Ohtani, however, is said to be less motivated by money than he is by finding the right situation. While a lot of guys say that, the fact that Ohtani is coming over to the U.S. now, when his financial prospects are limited, as opposed to waiting for two years when he is not subject to the bonus caps and could sign for nine figures, suggests that he is telling the truth. As such, a team like the Mariners that is willing to allow him to hit and pitch could make up for the couple of million less they have in bonus money to spend.

As for how that might work logistically, Dipoto said that the team would be willing to play DH Nelson Cruz a few days in the outfield to accommodate Ohtani, allowing him to DH on the days he’s not pitching. That might be . . . interesting to see, but given how badly the Mariners could use a good starting pitcher, they have an incentive to be creative.
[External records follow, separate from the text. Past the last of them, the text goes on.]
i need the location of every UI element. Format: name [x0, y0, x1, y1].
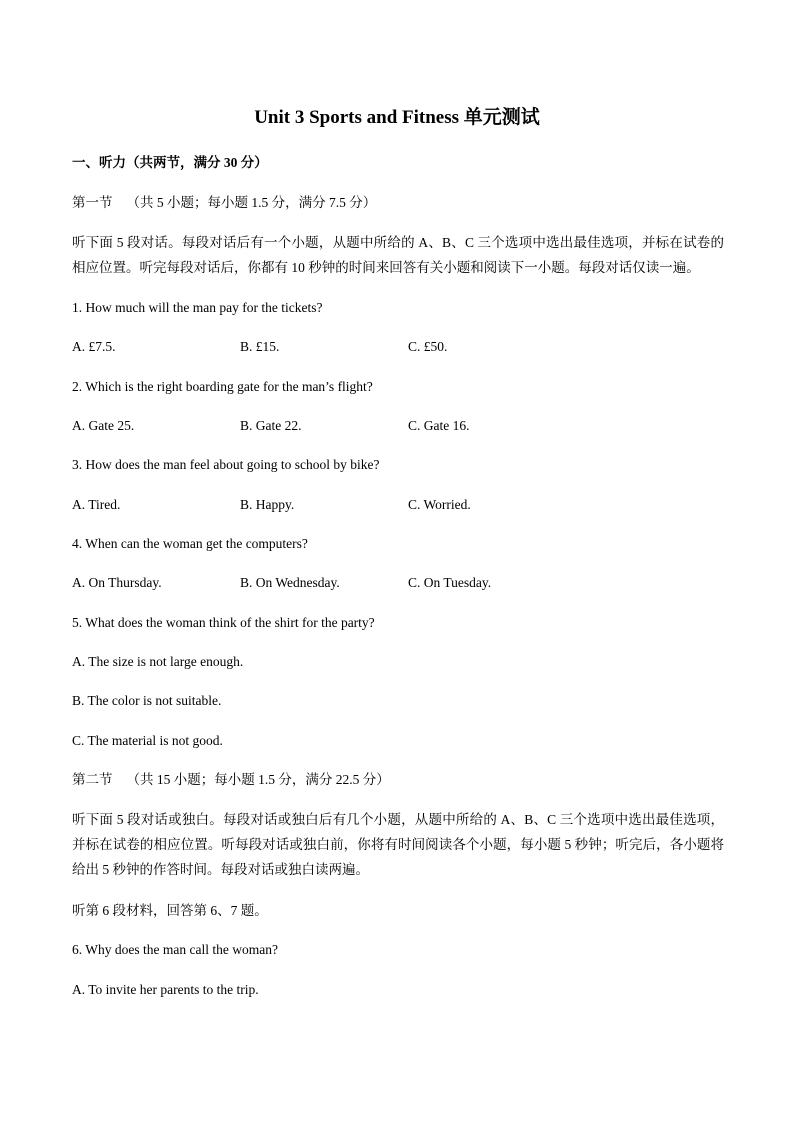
option-c: C. On Tuesday.: [408, 575, 492, 590]
section1-label: 第一节: [72, 195, 113, 210]
question-2-options: [72, 416, 724, 436]
question-1: 1. How much will the man pay for the tickets?: [72, 300, 323, 315]
question-5: 5. What does the woman think of the shirt for the party?: [72, 615, 375, 630]
question-1-options: [72, 337, 724, 357]
option-c: C. £50.: [408, 339, 448, 354]
option-a: A. Tired.: [72, 497, 121, 512]
section1-heading: [72, 193, 376, 213]
section2-info: （共 15 小题；每小题 1.5 分，满分 22.5 分）: [126, 772, 390, 787]
option-b: B. £15.: [240, 339, 280, 354]
question-3: 3. How does the man feel about going to school by bike?: [72, 457, 380, 472]
option-c: C. Worried.: [408, 497, 471, 512]
part1-heading: 一、听力（共两节，满分 30 分）: [72, 155, 268, 170]
page-title: Unit 3 Sports and Fitness 单元测试: [254, 107, 540, 128]
option-a: A. £7.5.: [72, 339, 116, 354]
question-4-options: [72, 573, 724, 593]
section1-instructions: 听下面 5 段对话。每段对话后有一个小题，从题中所给的 A、B、C 三个选项中选出最佳选项，并标在试卷的相应位置。听完每段对话后，你都有 10 秒钟的时间来回答有关小题和阅读下一小题。每段对话仅读一遍。: [72, 235, 724, 275]
section1-info: （共 5 小题；每小题 1.5 分，满分 7.5 分）: [126, 195, 377, 210]
section2-label: 第二节: [72, 772, 113, 787]
section2-instructions: 听下面 5 段对话或独白。每段对话或独白后有几个小题，从题中所给的 A、B、C 三个选项中选出最佳选项，并标在试卷的相应位置。听每段对话或独白前，你将有时间阅读各个小题，每小题 5 秒钟；听完后，各小题将给出 5 秒钟的作答时间。每段对话或独白读两遍。: [72, 812, 724, 877]
question-2: 2. Which is the right boarding gate for the man’s flight?: [72, 379, 373, 394]
option-b: B. Happy.: [240, 497, 295, 512]
option-c: C. The material is not good.: [72, 733, 223, 748]
material-note: 听第 6 段材料，回答第 6、7 题。: [72, 903, 268, 918]
section2-heading: [72, 770, 390, 790]
option-c: C. Gate 16.: [408, 418, 470, 433]
option-a: A. The size is not large enough.: [72, 654, 244, 669]
question-3-options: [72, 495, 724, 515]
option-a: A. On Thursday.: [72, 575, 162, 590]
option-a: A. To invite her parents to the trip.: [72, 982, 259, 997]
option-b: B. The color is not suitable.: [72, 693, 222, 708]
option-b: B. Gate 22.: [240, 418, 302, 433]
option-a: A. Gate 25.: [72, 418, 135, 433]
question-6: 6. Why does the man call the woman?: [72, 942, 278, 957]
option-b: B. On Wednesday.: [240, 575, 340, 590]
question-4: 4. When can the woman get the computers?: [72, 536, 308, 551]
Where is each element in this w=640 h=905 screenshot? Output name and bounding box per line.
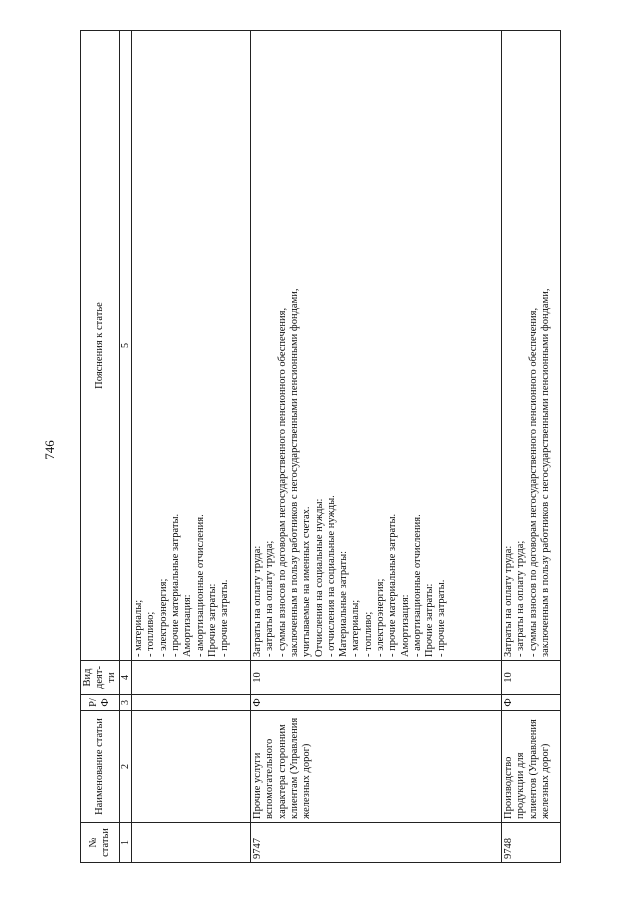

Ohtani, 23, suffered some injuries in 2017, limiting him to just five starts and 65 games as a hitter. In 2016, however, he hit .289/.356/.547 with 22 homers in 342 at-bats and went 11-3 with a 3.24 ERA, and a K/BB ratio of 146/51 in 133.1 innings as a starter.

Five clubs have more money to spend on Ohtani than the Mariners do. None of those teams are on the west coast, which some Asian players have said in the past they preferred due to faster travel back home. The Mariners, owned for a long time by a Japanese company which still retains a minority interest in the club, and long the home for high-profile Japanese players such as Ichiro and Hisashi Iwakuma, likely have a better media and marketing reach in Japan than most other teams as well, which might be a factor in his decision making process. Is all that enough to sway Ohtani?

We’ll find out over the next couple of weeks.